The Temers of Kelantan might be called the ‘dream people’. As soon as they wake they tell one another their dreams, and in whatever action they do-whether hunting, fishing or planting tapioca-they allow themselves to be guided by spirits talking to them in their sleep. By speaking out their dreams, their guilt feelings of the previous day are brought to the surface as in confession, and dissipate in the morning mists and sun.
Temers never argue. By the time they become adults, Temiars have learnt to feel anxious that their actions might cause someone else harm. If they are embarrassed by a questioner, they avoid conflict by quietly leaving. Their code of behaviour is strict: ‘Never talk to your mother-in-law; never shoot poison darts at humans; and don’t laugh at butterflies!’
In East Malaysia, the indigenous people of Sarawak are known as the Dayaks, the Iban, Bidayuh and Orang Ulu. The largest indigenous ethnic groups of Sabah's population are the Kadazan Dusun, the Bajau and the Murut.
Dayak means upstream or inland. Typically, they live in longhouses traditional community homes that can house 20 to 100 families.
Iban is the largest of Sarawak's ethnic groups with over 30% of the state's population. In the past, they were a fearsome warrior race known for headhunting and piracy. Sometimes wrongly called Sea Dayaks for their boating skills, they live in the heart of Kalimantan.
The Bidayuh are peace loving and easy going but ironically have a history of headhunting. Their roundhouses are mainly located in Sarawak's mountainous regions.
Orang Ulu are the upriver tribes of Sarawak. Artistically inclined, their longhouses are ornately decorated with woodcarvings and murals. Their utensils are embellished with intricate beadwork; and aristocratic ladies cover their body with finely detailed tattoos.
Sabah’s indigenous people include Kadazan-Dusun, Kwijau, Murut, Bajau, Illanun, Lotud, Rungus, Tambanuo, Dumpas, Mangka’ak, Suluk, Illocano, Orang Sungai, Brunei, Kedayan, Tagalog, Bisaya, Tidong, Indonesian, Maragang, Orang Cocos, Paitan, Ida’an, Minoko, Rumanau, Serani, Chinese of mixed bumibutra parentage and Filipino of mixed bumiputra parentage.
The largest ethnic group of Sabah, the Kadazan Dusuns form about 30% of the state's population. Actually consisting of two tribes; the Kadazan and the Dusun, they were grouped together as they both share the same language and culture. However, the Kadazan are mainly inhabitants of flat valley deltas, which are conducive to paddy field farming, while the Dusun traditionally lived in the hilly and mountainous regions of interior Sabah.

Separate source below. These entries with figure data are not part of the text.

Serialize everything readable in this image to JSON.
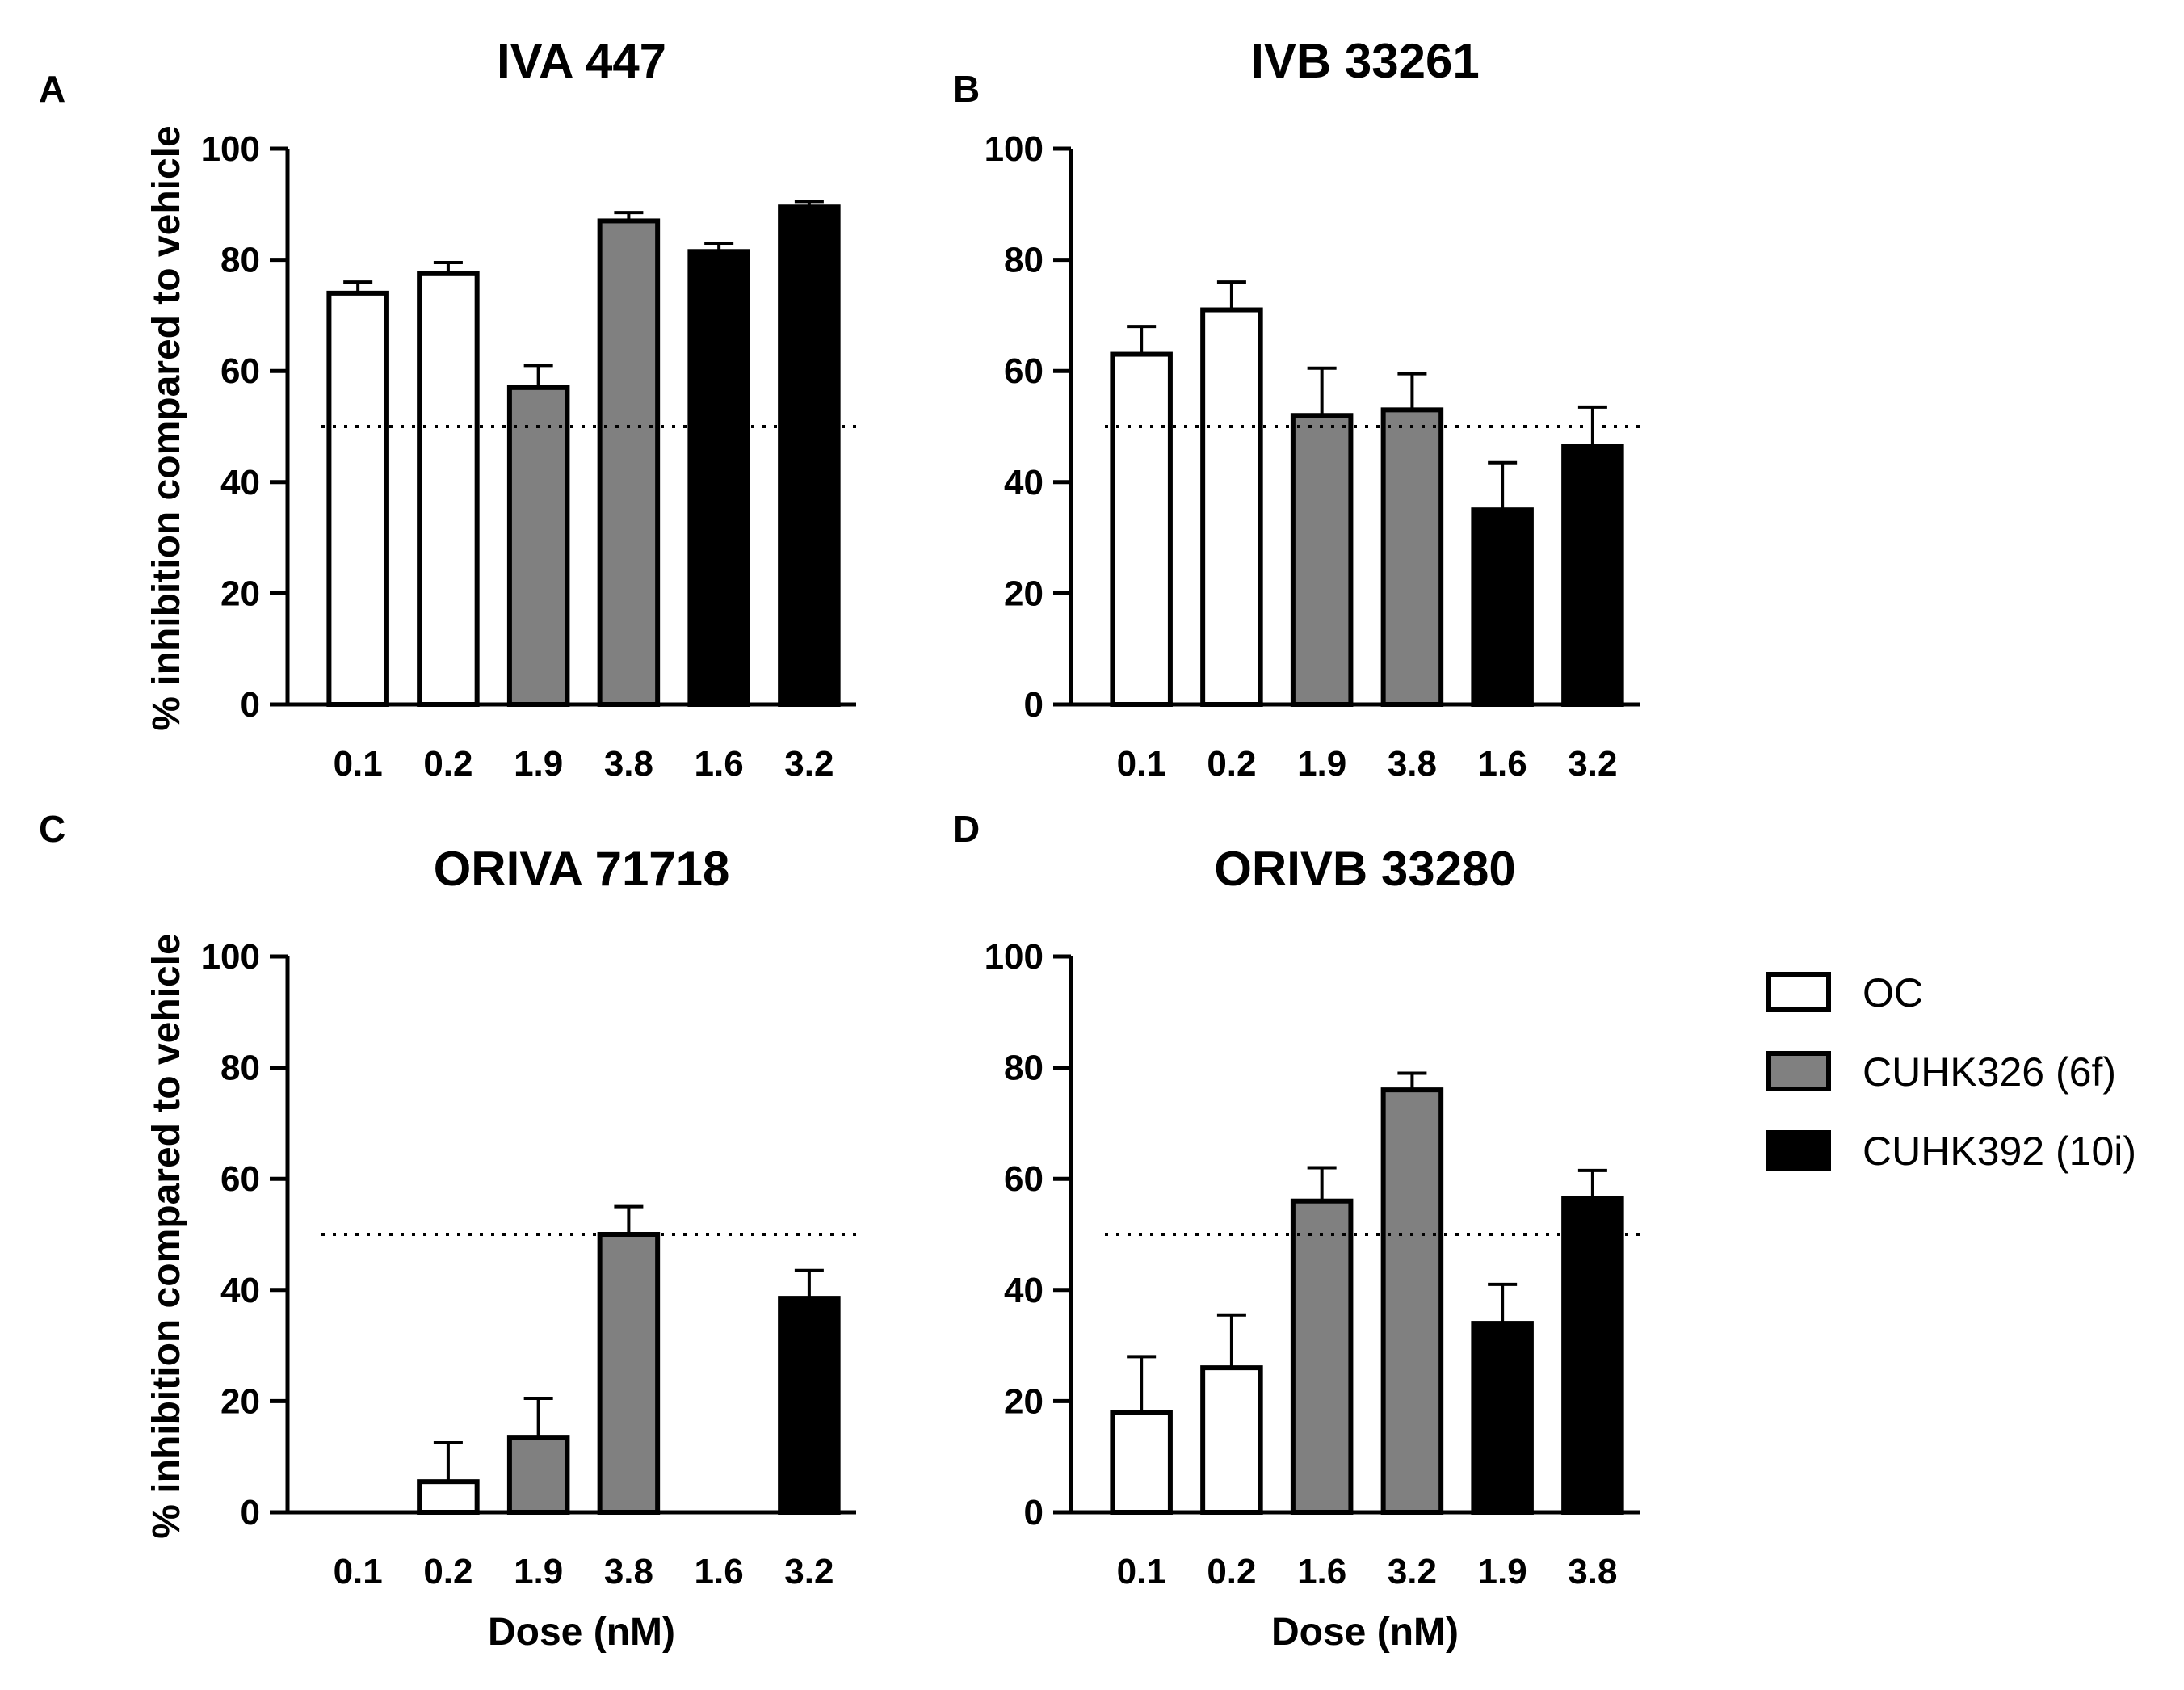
{
  "figure": {
    "ylabel": "% inhibition compared to vehicle",
    "xlabel": "Dose (nM)",
    "threshold": 50
  },
  "legend": {
    "items": [
      {
        "label": "OC",
        "color": "#ffffff"
      },
      {
        "label": "CUHK326 (6f)",
        "color": "#808080"
      },
      {
        "label": "CUHK392 (10i)",
        "color": "#000000"
      }
    ]
  },
  "chart_data": [
    {
      "panel": "A",
      "type": "bar",
      "title": "IVA 447",
      "categories": [
        "0.1",
        "0.2",
        "1.9",
        "3.8",
        "1.6",
        "3.2"
      ],
      "groups": [
        "OC",
        "OC",
        "CUHK326 (6f)",
        "CUHK326 (6f)",
        "CUHK392 (10i)",
        "CUHK392 (10i)"
      ],
      "values": [
        74,
        77.5,
        57,
        87,
        81.5,
        89.5
      ],
      "errors": [
        2,
        2,
        4,
        1.5,
        1.5,
        1
      ],
      "ylim": [
        0,
        100
      ],
      "yticks": [
        0,
        20,
        40,
        60,
        80,
        100
      ],
      "reference_line": 50,
      "ylabel": "% inhibition compared to vehicle",
      "xlabel": ""
    },
    {
      "panel": "B",
      "type": "bar",
      "title": "IVB 33261",
      "categories": [
        "0.1",
        "0.2",
        "1.9",
        "3.8",
        "1.6",
        "3.2"
      ],
      "groups": [
        "OC",
        "OC",
        "CUHK326 (6f)",
        "CUHK326 (6f)",
        "CUHK392 (10i)",
        "CUHK392 (10i)"
      ],
      "values": [
        63,
        71,
        52,
        53,
        35,
        46.5
      ],
      "errors": [
        5,
        5,
        8.5,
        6.5,
        8.5,
        7
      ],
      "ylim": [
        0,
        100
      ],
      "yticks": [
        0,
        20,
        40,
        60,
        80,
        100
      ],
      "reference_line": 50,
      "ylabel": "",
      "xlabel": ""
    },
    {
      "panel": "C",
      "type": "bar",
      "title": "ORIVA 71718",
      "categories": [
        "0.1",
        "0.2",
        "1.9",
        "3.8",
        "1.6",
        "3.2"
      ],
      "groups": [
        "OC",
        "OC",
        "CUHK326 (6f)",
        "CUHK326 (6f)",
        "CUHK392 (10i)",
        "CUHK392 (10i)"
      ],
      "values": [
        0,
        5.5,
        13.5,
        50,
        0,
        38.5
      ],
      "errors": [
        0,
        7,
        7,
        5,
        0,
        5
      ],
      "ylim": [
        0,
        100
      ],
      "yticks": [
        0,
        20,
        40,
        60,
        80,
        100
      ],
      "reference_line": 50,
      "ylabel": "% inhibition compared to vehicle",
      "xlabel": "Dose (nM)"
    },
    {
      "panel": "D",
      "type": "bar",
      "title": "ORIVB 33280",
      "categories": [
        "0.1",
        "0.2",
        "1.6",
        "3.2",
        "1.9",
        "3.8"
      ],
      "groups": [
        "OC",
        "OC",
        "CUHK326 (6f)",
        "CUHK326 (6f)",
        "CUHK392 (10i)",
        "CUHK392 (10i)"
      ],
      "values": [
        18,
        26,
        56,
        76,
        34,
        56.5
      ],
      "errors": [
        10,
        9.5,
        6,
        3,
        7,
        5
      ],
      "ylim": [
        0,
        100
      ],
      "yticks": [
        0,
        20,
        40,
        60,
        80,
        100
      ],
      "reference_line": 50,
      "ylabel": "",
      "xlabel": "Dose (nM)"
    }
  ]
}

The second largest ethnic group in Sabah, the Bajaus make up about 15% of the state's population. Historically, a nomadic sea-faring people that worshipped the Omboh Dilaut of God of the Sea, they are sometimes referred to as the Sea Gypsies. Those who chose to leave their sea-faring ways become farmers and cattle breeders. These land Bajaus are nicknamed 'Cowboys of the East' in tribute to their impressive equestrian skills, which are publicly displayed in the annual Tamu Besar festival at Kota Belud.
Murut means ‘Men of the Hills’ and they are the third largest ethnic group in Sabah, making up about 3% of the state's population. Traditionally inhabiting the northern inland regions of Borneo, they were the last of Sabah's ethnic groups to renounce headhunting. Now, they are mostly shifting cultivators of hill paddy and tapioca, supplementing their diet with blowpipe hunting and fishing. Like most indigenous tribes in Sabah, their traditional clothing is decorated with distinctive beadwork. ‘Kaansayan Minatong’ means welcome in Murut language.